On a personal note I met a very charming man last night. It was a strange encounter really because he had many qualities that I would normally find very intriguing... but there was just something missing. I was attracted to him physically and all but it seemed strange that I just wasn't so much in the mood for anything really... granted, we had some fun, but I guess it is just that I want more - something deeper - something bigger - something more... makes me feel blue. The pic is Thijs Van Gils - a talented photographer with a very sexy eye.

Monday, October 02, 2006

Republicans Are Fucking Idiots!


I have been away in Canada visiting family for a couple of days and I come back to what??? A Republican scandal involving Rep. Foley from Florida in rehab with his lawyer claiming that he is most definitely not a pedophile but an alcoholic who only acted the way that he did because of the booze!

Seriously, are you kidding me? I am so very very sick and tired of the Republican machine just thinking that everyone must be so fucking stupid. I mean, the guy made sexual advances at children right? That makes you a pedophile right? I don't care if you've had a drink or not you made a sexual advance to a child... pedophile. Period. Yet, the republicans will convince millions of Americans that it's okay because he is battling a serious illness. The poor man is an alcoholic. What a total fucking mockery of the system, and a complete insult to anyone with half a brain. I can't even imagine a reasonable person looking at this situation and not thinking that this guy is a pedophile who needs to be charged and that the leaders of the Republican party must share in some of the blame for covering up whatever portion of this sordid tale that they knew about.

Oh, and how dare those nutjobs over at Americans for Truth or whatever the hell they call themselves equate Foley's actions with being seduced by the homosexual agenda. When are they going to admit that the vast majority of pedophiles are straight white men? When? Serisously, drop dead!

Okay, so enough anger for now... it totally steams me up.

I am battling allergies that are almost too much for me. The plane ride home to the parents place was a killer, I thought I might sneeze myself to death by the time I got off and it was only a sixty minute flight.

It was a nice visit home though. I saw my new niece and some friends.
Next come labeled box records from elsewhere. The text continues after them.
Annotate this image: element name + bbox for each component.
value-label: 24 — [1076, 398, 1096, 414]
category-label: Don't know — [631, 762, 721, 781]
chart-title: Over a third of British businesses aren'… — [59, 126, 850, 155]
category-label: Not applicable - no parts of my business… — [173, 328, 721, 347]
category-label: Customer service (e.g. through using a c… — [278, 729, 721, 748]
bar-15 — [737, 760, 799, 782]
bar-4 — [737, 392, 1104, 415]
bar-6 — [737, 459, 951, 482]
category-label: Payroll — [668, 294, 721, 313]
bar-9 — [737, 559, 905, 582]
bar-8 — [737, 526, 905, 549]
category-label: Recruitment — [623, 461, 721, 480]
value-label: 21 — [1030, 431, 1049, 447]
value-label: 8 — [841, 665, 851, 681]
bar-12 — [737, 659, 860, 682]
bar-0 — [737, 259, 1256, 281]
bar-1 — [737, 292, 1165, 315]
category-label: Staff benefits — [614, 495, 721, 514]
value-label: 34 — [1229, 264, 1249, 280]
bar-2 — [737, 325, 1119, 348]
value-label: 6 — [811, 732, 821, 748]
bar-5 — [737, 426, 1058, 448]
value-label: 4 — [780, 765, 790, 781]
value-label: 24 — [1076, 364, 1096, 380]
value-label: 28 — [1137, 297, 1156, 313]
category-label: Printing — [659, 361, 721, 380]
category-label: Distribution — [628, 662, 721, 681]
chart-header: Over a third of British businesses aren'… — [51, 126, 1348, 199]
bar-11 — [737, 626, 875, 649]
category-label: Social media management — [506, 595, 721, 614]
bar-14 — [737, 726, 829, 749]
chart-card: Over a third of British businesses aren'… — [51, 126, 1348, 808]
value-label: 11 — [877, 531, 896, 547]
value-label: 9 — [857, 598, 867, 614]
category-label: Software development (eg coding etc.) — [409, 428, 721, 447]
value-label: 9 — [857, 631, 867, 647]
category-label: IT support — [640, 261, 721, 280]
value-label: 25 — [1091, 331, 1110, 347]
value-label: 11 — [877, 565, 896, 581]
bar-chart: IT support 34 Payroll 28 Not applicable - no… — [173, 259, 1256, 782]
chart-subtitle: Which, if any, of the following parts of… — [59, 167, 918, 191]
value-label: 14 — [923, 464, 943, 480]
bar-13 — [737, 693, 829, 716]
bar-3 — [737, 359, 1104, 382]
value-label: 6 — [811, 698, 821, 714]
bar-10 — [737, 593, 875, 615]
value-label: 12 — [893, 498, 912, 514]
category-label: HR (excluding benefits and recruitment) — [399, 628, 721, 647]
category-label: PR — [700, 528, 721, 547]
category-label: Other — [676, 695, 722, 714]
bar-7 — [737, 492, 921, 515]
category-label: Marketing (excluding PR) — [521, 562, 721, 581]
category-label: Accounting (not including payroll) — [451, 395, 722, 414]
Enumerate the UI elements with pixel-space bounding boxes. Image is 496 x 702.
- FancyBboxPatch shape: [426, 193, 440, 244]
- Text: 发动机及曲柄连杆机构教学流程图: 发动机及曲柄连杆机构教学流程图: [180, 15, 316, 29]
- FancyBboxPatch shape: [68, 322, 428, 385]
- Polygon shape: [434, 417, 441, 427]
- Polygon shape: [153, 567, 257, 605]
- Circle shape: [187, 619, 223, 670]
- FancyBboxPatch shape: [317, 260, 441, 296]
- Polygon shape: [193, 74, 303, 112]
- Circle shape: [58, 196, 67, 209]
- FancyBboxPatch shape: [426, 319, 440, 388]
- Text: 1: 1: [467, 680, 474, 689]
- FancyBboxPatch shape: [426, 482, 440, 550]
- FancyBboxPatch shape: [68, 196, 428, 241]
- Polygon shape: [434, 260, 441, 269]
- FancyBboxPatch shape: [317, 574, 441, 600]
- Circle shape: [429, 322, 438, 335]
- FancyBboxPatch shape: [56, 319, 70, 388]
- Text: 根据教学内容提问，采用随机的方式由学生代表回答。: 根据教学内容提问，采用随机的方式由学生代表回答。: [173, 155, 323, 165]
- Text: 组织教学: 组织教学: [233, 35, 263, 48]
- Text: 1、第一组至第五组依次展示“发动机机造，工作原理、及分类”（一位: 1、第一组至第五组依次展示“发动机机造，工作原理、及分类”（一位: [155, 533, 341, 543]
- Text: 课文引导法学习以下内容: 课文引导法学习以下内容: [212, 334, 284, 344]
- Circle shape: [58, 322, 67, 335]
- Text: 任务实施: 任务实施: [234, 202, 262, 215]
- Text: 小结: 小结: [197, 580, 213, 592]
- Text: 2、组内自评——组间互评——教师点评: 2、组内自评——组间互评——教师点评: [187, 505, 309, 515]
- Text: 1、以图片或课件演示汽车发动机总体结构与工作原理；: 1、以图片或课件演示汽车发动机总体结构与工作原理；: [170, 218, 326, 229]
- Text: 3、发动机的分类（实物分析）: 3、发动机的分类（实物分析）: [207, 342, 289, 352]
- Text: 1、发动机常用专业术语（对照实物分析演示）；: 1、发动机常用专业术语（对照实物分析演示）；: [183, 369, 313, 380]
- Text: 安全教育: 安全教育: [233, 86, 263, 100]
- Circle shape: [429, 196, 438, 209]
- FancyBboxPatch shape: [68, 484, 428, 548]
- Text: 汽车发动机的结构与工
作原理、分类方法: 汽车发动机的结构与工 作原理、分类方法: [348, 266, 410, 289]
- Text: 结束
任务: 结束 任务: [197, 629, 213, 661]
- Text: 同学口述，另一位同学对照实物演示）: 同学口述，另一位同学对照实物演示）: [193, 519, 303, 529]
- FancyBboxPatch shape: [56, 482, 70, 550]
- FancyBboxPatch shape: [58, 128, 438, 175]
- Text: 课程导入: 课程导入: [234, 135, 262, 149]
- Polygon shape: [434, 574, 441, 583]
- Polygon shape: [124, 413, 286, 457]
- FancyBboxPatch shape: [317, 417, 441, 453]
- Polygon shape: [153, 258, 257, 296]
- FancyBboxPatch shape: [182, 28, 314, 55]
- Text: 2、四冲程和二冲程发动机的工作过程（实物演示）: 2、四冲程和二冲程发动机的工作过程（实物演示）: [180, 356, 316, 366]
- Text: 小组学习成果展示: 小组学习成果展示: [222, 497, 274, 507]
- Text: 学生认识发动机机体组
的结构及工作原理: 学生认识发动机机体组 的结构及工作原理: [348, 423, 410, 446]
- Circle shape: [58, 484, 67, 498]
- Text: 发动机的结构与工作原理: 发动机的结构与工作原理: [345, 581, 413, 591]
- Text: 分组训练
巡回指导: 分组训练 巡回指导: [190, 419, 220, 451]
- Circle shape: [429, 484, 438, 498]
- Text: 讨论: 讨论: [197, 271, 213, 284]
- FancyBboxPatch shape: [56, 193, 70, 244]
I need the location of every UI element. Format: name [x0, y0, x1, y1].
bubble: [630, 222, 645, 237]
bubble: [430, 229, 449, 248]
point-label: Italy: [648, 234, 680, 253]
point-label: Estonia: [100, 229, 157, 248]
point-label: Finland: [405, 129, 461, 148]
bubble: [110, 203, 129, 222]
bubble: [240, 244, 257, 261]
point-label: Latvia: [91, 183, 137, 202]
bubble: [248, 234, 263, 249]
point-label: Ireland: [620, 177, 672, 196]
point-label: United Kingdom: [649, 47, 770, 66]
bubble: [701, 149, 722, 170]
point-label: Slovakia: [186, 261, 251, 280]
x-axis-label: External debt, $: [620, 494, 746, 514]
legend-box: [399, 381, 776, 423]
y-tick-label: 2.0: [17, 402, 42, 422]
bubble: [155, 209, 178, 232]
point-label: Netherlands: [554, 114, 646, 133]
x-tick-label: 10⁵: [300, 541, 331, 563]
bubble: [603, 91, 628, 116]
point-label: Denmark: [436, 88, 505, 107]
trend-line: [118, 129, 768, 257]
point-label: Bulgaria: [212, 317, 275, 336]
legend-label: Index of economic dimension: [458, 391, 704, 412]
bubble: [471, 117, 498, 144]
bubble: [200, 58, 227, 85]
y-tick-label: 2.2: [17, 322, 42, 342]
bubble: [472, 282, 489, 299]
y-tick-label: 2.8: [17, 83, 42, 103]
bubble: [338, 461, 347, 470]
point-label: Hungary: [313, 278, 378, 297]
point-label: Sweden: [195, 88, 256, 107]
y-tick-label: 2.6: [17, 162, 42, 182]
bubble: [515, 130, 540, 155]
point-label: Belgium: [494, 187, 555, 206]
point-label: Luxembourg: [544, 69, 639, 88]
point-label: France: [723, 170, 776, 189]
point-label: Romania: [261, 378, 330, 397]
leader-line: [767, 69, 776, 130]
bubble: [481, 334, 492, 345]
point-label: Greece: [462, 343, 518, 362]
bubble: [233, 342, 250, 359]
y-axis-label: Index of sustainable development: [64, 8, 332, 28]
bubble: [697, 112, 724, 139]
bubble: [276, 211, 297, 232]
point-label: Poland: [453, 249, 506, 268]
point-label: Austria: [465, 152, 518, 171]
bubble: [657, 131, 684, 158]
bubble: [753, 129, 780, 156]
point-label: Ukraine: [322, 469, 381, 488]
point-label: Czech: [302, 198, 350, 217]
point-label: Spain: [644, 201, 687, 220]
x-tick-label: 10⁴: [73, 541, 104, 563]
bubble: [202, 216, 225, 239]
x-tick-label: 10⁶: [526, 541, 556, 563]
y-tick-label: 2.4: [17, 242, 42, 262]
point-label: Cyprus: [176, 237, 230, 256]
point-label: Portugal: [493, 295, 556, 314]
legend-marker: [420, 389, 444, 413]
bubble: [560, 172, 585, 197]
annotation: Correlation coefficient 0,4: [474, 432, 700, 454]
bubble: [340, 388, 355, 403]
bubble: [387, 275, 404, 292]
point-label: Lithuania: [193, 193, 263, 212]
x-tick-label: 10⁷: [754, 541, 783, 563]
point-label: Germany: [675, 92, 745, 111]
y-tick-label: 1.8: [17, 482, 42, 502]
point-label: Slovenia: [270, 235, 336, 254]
I was hoping for a night to go out in my home town which is becoming increasingly gay and I am curious to see how it is going. God, if only it had been this way when I was in high school. I imagine I would have had a lot more fun. It was such a conservative place through the 80's and a gay bar was the furthest thing from my imagination. Now there are several and they look like fun.... bummer that I didn't have time to enjoy. I am hoping that when I do I find someone to have some fun with like the pic above..... it's no likely that gay yet... but a boy can dream right?